Higher self-selection in the form of “I want to work there.” And what does that typically lead to? Higher retention and higher performance.
This is sometimes considered a controversial statement, and by no means are we knocking marriage here, but to some people, their job is more important than their marriage or their lifestyle — simply because of the amount of time and effort they will spend on/for that organization.
As a result, people want to know what they are getting into. Just like they’d research purchasing a car or a TV, they will research working with you through various channels. And when that brand-culture fit is there, that’s the sweet spot to drive performance and retention once they’re an employee.How can we develop talent acquisition towards this brand-culture fit?
A few suggestions:
- Make sure they work with marketing more: This was described above.
- Make sure TA understands cultural fit elements early in the hiring process: This doesn’t necessarily mean you need to use a cultural assessment pre-interview; we’d actually recommend against that. Top of funnel stages will still be largely skills-driven, but recruiters need to understand the culture of the team they’re bringing someone onto.
- Constantly discuss diversity of person and thought: When a company gets too hung up on what their culture is, they can fall into a trap where they only go for that type of person — which creates homogenous workforces that are likely prime for disruption because of a lack of new ideas. You need physical diversity but also cognitive diversity, and recruiters need to always keep that top of mind.
- Don’t loop out TA at the hiring stage: Consider a true end-to-end candidate lifecycle situation, whereby there is data on each hire going deep into retention/eventual departure, and that data is tied back to the specific recruiter. And in that vein…
- … incentive structures: What if one recruiter is so adept at finding culture-brand fits that his hires have an average retention of 8-10 years with high levels of productivity? Shouldn’t that recruiter be eligible for some type of bonus or extra incentive as a result of that performance? Extrinsic motivators remain powerful.

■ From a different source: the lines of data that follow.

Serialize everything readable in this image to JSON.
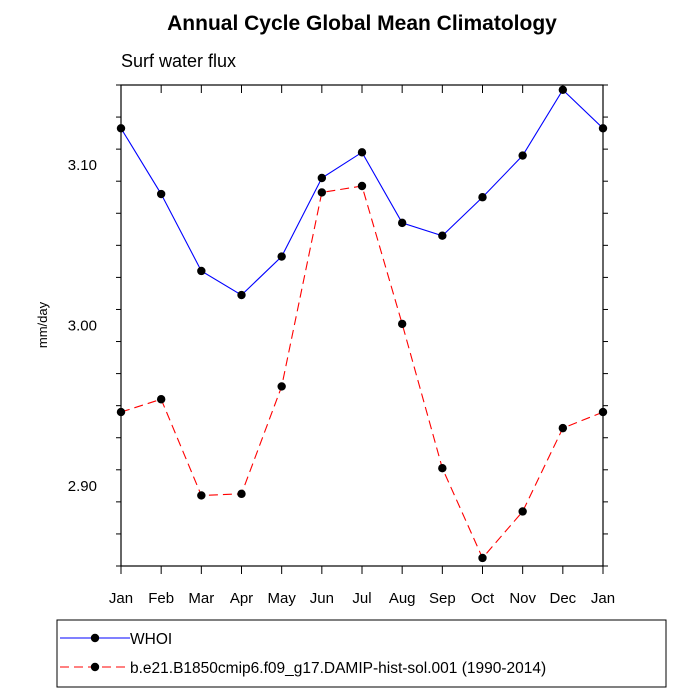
{
  "chart_data": {
    "type": "line",
    "title": "Annual Cycle Global Mean Climatology",
    "subtitle": "Surf water flux",
    "xlabel": "",
    "ylabel": "mm/day",
    "categories": [
      "Jan",
      "Feb",
      "Mar",
      "Apr",
      "May",
      "Jun",
      "Jul",
      "Aug",
      "Sep",
      "Oct",
      "Nov",
      "Dec",
      "Jan"
    ],
    "ylim": [
      2.85,
      3.15
    ],
    "y_tick_labels": [
      "2.90",
      "3.00",
      "3.10"
    ],
    "y_tick_values": [
      2.9,
      3.0,
      3.1
    ],
    "grid": false,
    "legend_position": "bottom",
    "series": [
      {
        "name": "WHOI",
        "color": "#0000ff",
        "line_style": "solid",
        "marker": "filled-circle",
        "values": [
          3.123,
          3.082,
          3.034,
          3.019,
          3.043,
          3.092,
          3.108,
          3.064,
          3.056,
          3.08,
          3.106,
          3.147,
          3.123
        ]
      },
      {
        "name": "b.e21.B1850cmip6.f09_g17.DAMIP-hist-sol.001 (1990-2014)",
        "color": "#ff0000",
        "line_style": "dashed",
        "marker": "filled-circle",
        "values": [
          2.946,
          2.954,
          2.894,
          2.895,
          2.962,
          3.083,
          3.087,
          3.001,
          2.911,
          2.855,
          2.884,
          2.936,
          2.946
        ]
      }
    ]
  }
}
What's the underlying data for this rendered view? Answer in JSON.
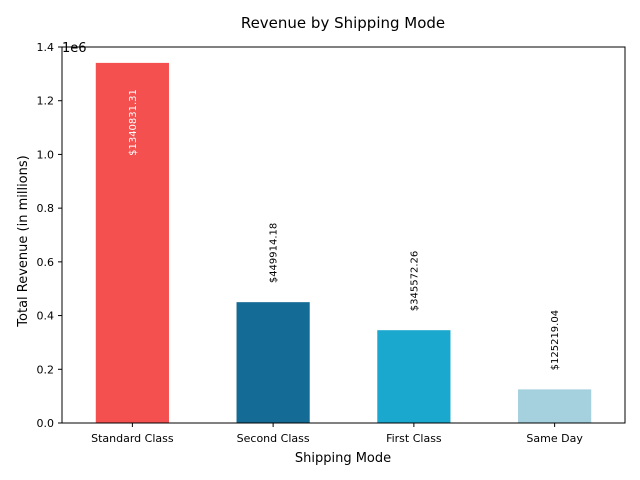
{
  "chart_data": {
    "type": "bar",
    "title": "Revenue by Shipping Mode",
    "xlabel": "Shipping Mode",
    "ylabel": "Total Revenue (in millions)",
    "y_offset_label": "1e6",
    "categories": [
      "Standard Class",
      "Second Class",
      "First Class",
      "Same Day"
    ],
    "values": [
      1340831.31,
      449914.18,
      345572.26,
      125219.04
    ],
    "data_labels": [
      "$1340831.31",
      "$449914.18",
      "$345572.26",
      "$125219.04"
    ],
    "colors": [
      "#f45050",
      "#146b95",
      "#1aa8cf",
      "#a5d0de"
    ],
    "label_colors": [
      "#ffffff",
      "#000000",
      "#000000",
      "#000000"
    ],
    "ylim": [
      0,
      1400000
    ],
    "yticks": [
      0,
      200000,
      400000,
      600000,
      800000,
      1000000,
      1200000,
      1400000
    ],
    "ytick_labels": [
      "0.0",
      "0.2",
      "0.4",
      "0.6",
      "0.8",
      "1.0",
      "1.2",
      "1.4"
    ],
    "grid": false,
    "legend": "none"
  }
}
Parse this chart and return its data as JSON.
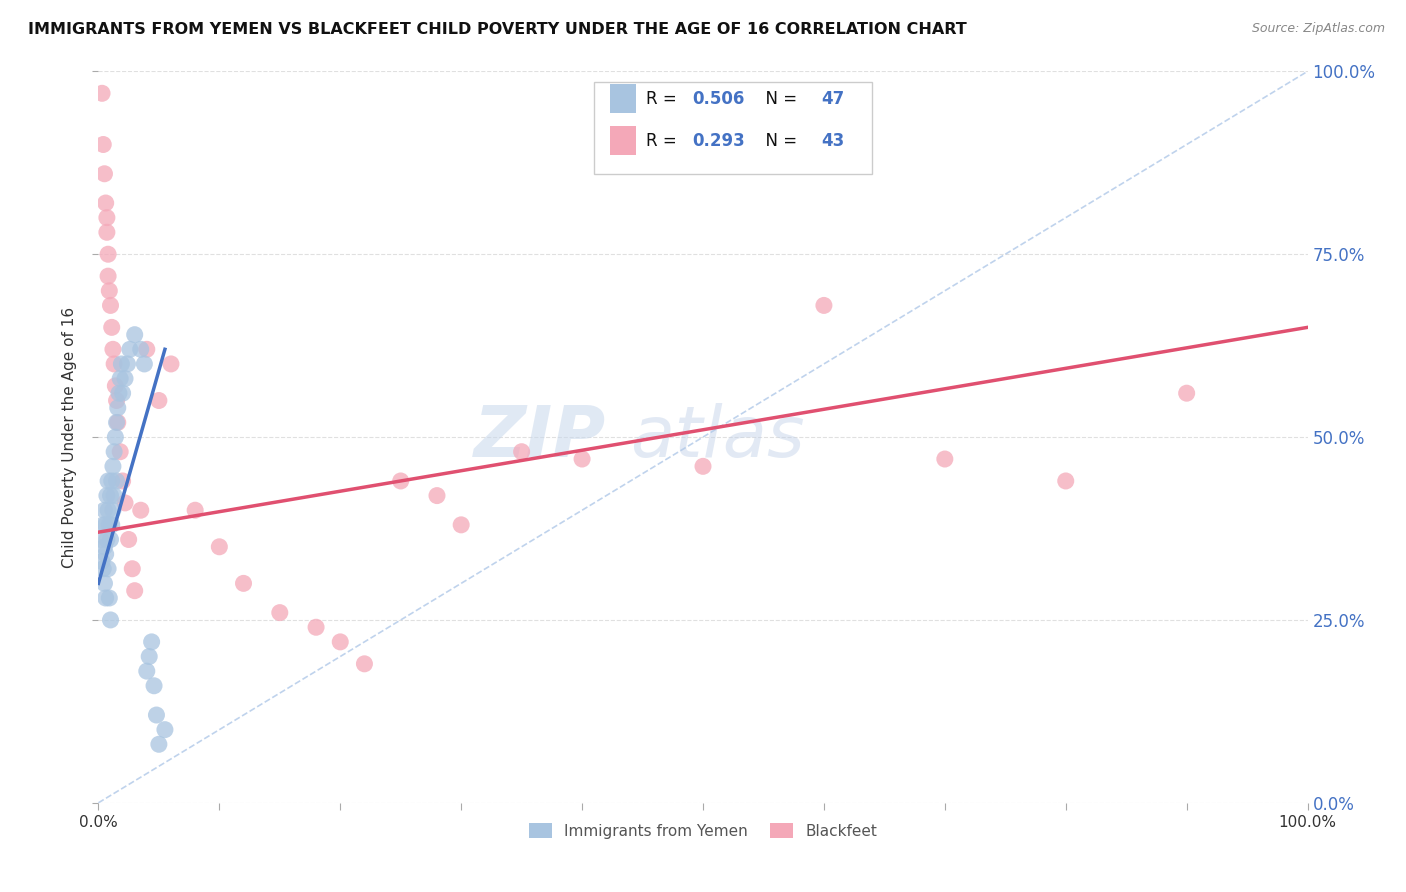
{
  "title": "IMMIGRANTS FROM YEMEN VS BLACKFEET CHILD POVERTY UNDER THE AGE OF 16 CORRELATION CHART",
  "source": "Source: ZipAtlas.com",
  "ylabel": "Child Poverty Under the Age of 16",
  "xlim": [
    0.0,
    1.0
  ],
  "ylim": [
    0.0,
    1.0
  ],
  "xtick_vals": [
    0.0,
    0.2,
    0.4,
    0.6,
    0.8,
    1.0
  ],
  "xtick_labels": [
    "0.0%",
    "",
    "",
    "",
    "",
    "100.0%"
  ],
  "ytick_vals": [
    0.0,
    0.25,
    0.5,
    0.75,
    1.0
  ],
  "ytick_labels_right": [
    "0.0%",
    "25.0%",
    "50.0%",
    "75.0%",
    "100.0%"
  ],
  "legend_label1": "Immigrants from Yemen",
  "legend_label2": "Blackfeet",
  "legend_r1": "0.506",
  "legend_n1": "47",
  "legend_r2": "0.293",
  "legend_n2": "43",
  "color_blue": "#a8c4e0",
  "color_pink": "#f4a8b8",
  "color_blue_text": "#4472c4",
  "color_pink_text": "#e05070",
  "color_line_blue": "#4472c4",
  "color_line_pink": "#e05070",
  "color_diag": "#b0c8e8",
  "background": "#ffffff",
  "grid_color": "#e0e0e0",
  "watermark_zip": "ZIP",
  "watermark_atlas": "atlas",
  "blue_scatter_x": [
    0.002,
    0.003,
    0.004,
    0.004,
    0.005,
    0.005,
    0.005,
    0.006,
    0.006,
    0.006,
    0.007,
    0.007,
    0.008,
    0.008,
    0.008,
    0.009,
    0.009,
    0.01,
    0.01,
    0.01,
    0.011,
    0.011,
    0.012,
    0.012,
    0.013,
    0.013,
    0.014,
    0.015,
    0.015,
    0.016,
    0.017,
    0.018,
    0.019,
    0.02,
    0.022,
    0.024,
    0.026,
    0.03,
    0.035,
    0.038,
    0.04,
    0.042,
    0.044,
    0.046,
    0.048,
    0.05,
    0.055
  ],
  "blue_scatter_y": [
    0.36,
    0.33,
    0.38,
    0.32,
    0.4,
    0.35,
    0.3,
    0.38,
    0.34,
    0.28,
    0.42,
    0.36,
    0.4,
    0.44,
    0.32,
    0.38,
    0.28,
    0.42,
    0.36,
    0.25,
    0.44,
    0.38,
    0.46,
    0.4,
    0.48,
    0.42,
    0.5,
    0.52,
    0.44,
    0.54,
    0.56,
    0.58,
    0.6,
    0.56,
    0.58,
    0.6,
    0.62,
    0.64,
    0.62,
    0.6,
    0.18,
    0.2,
    0.22,
    0.16,
    0.12,
    0.08,
    0.1
  ],
  "pink_scatter_x": [
    0.003,
    0.004,
    0.005,
    0.006,
    0.007,
    0.007,
    0.008,
    0.008,
    0.009,
    0.01,
    0.011,
    0.012,
    0.013,
    0.014,
    0.015,
    0.016,
    0.018,
    0.02,
    0.022,
    0.025,
    0.028,
    0.03,
    0.035,
    0.04,
    0.05,
    0.06,
    0.08,
    0.1,
    0.12,
    0.15,
    0.18,
    0.2,
    0.22,
    0.25,
    0.28,
    0.3,
    0.35,
    0.4,
    0.5,
    0.6,
    0.7,
    0.8,
    0.9
  ],
  "pink_scatter_y": [
    0.97,
    0.9,
    0.86,
    0.82,
    0.8,
    0.78,
    0.75,
    0.72,
    0.7,
    0.68,
    0.65,
    0.62,
    0.6,
    0.57,
    0.55,
    0.52,
    0.48,
    0.44,
    0.41,
    0.36,
    0.32,
    0.29,
    0.4,
    0.62,
    0.55,
    0.6,
    0.4,
    0.35,
    0.3,
    0.26,
    0.24,
    0.22,
    0.19,
    0.44,
    0.42,
    0.38,
    0.48,
    0.47,
    0.46,
    0.68,
    0.47,
    0.44,
    0.56
  ],
  "blue_trend_x": [
    0.0,
    0.055
  ],
  "blue_trend_y": [
    0.3,
    0.62
  ],
  "pink_trend_x": [
    0.0,
    1.0
  ],
  "pink_trend_y": [
    0.37,
    0.65
  ]
}
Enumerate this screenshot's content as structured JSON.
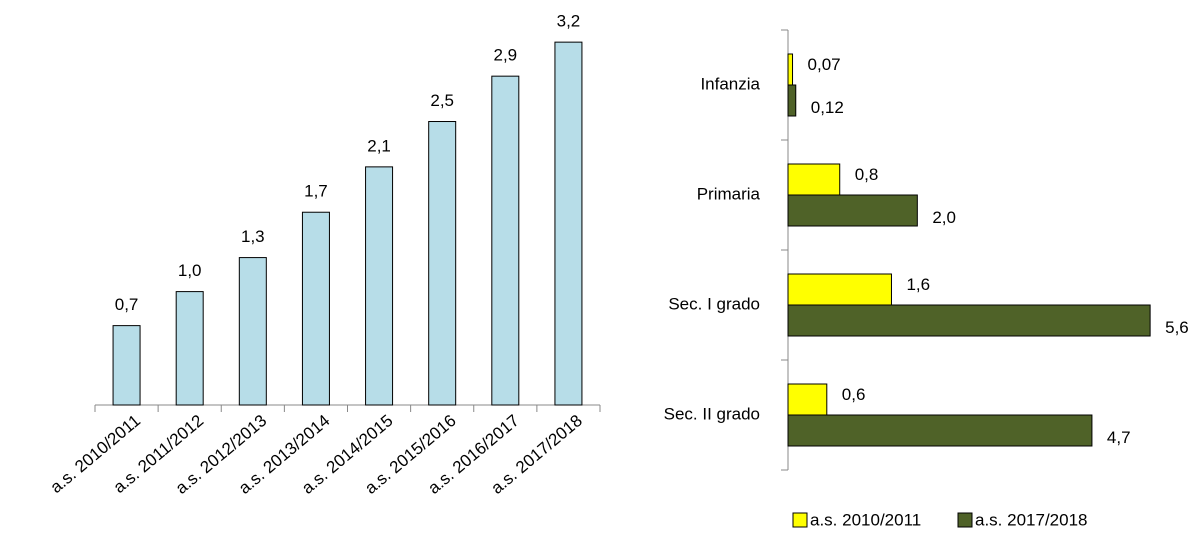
{
  "chart_data": [
    {
      "type": "bar",
      "categories": [
        "a.s. 2010/2011",
        "a.s. 2011/2012",
        "a.s. 2012/2013",
        "a.s. 2013/2014",
        "a.s. 2014/2015",
        "a.s. 2015/2016",
        "a.s. 2016/2017",
        "a.s. 2017/2018"
      ],
      "values": [
        0.7,
        1.0,
        1.3,
        1.7,
        2.1,
        2.5,
        2.9,
        3.2
      ],
      "value_labels": [
        "0,7",
        "1,0",
        "1,3",
        "1,7",
        "2,1",
        "2,5",
        "2,9",
        "3,2"
      ],
      "color": "#b7dde8",
      "ylim": [
        0,
        3.3
      ]
    },
    {
      "type": "hbar",
      "categories": [
        "Infanzia",
        "Primaria",
        "Sec. I grado",
        "Sec. II grado"
      ],
      "series": [
        {
          "name": "a.s. 2010/2011",
          "color": "#ffff00",
          "values": [
            0.07,
            0.8,
            1.6,
            0.6
          ],
          "value_labels": [
            "0,07",
            "0,8",
            "1,6",
            "0,6"
          ]
        },
        {
          "name": "a.s. 2017/2018",
          "color": "#4f6228",
          "values": [
            0.12,
            2.0,
            5.6,
            4.7
          ],
          "value_labels": [
            "0,12",
            "2,0",
            "5,6",
            "4,7"
          ]
        }
      ],
      "xlim": [
        0,
        6
      ],
      "legend": "bottom"
    }
  ]
}
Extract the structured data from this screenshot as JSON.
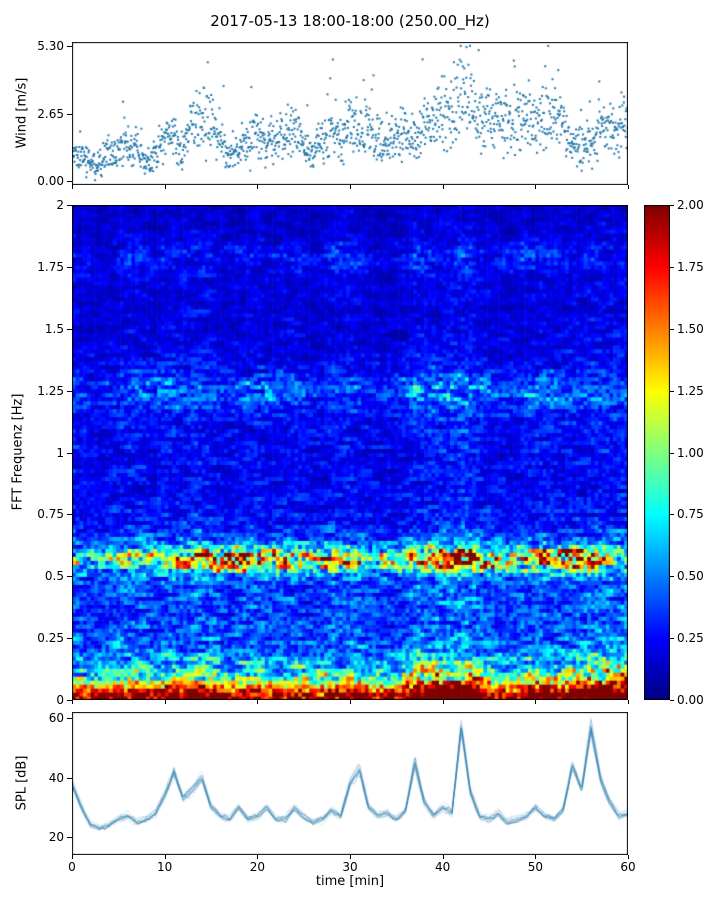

Reward the best in TA at understanding the need for fit.
- Have a baseball mentality: I talked recently about some of these issues with Noel Cocca, CEO of RecruitingDaily. Noel is a big baseball fan, including coaching Little League in Connecticut for many years. One thing he brought up: certain baseball players, like a Gary Carter or Reggie Jackson, hit .260 for their career and made the Hall of Fame? Now, yes, they had other skills. But a .260 average means you fail 7.5 times out of 10, roughly. And you still make the Hall of Fame. More in recruiting need to think this way: just because a candidate isn’t perfect for the open req in front of you doesn’t mean they couldn’t be great somewhere else, or even lead this team someday. This is why transparency is so important. Don’t let candidates fall into black holes. Be open with them. Explain what happened with roles. If they are right but not right now, they could still be a huge asset in the future. Remember: culture evolves. Business models change, teams change, etc. The “right cultural fit” at Moment A might be totally different at Moment B. You will miss and you can still be a Hall of Fame TA professional.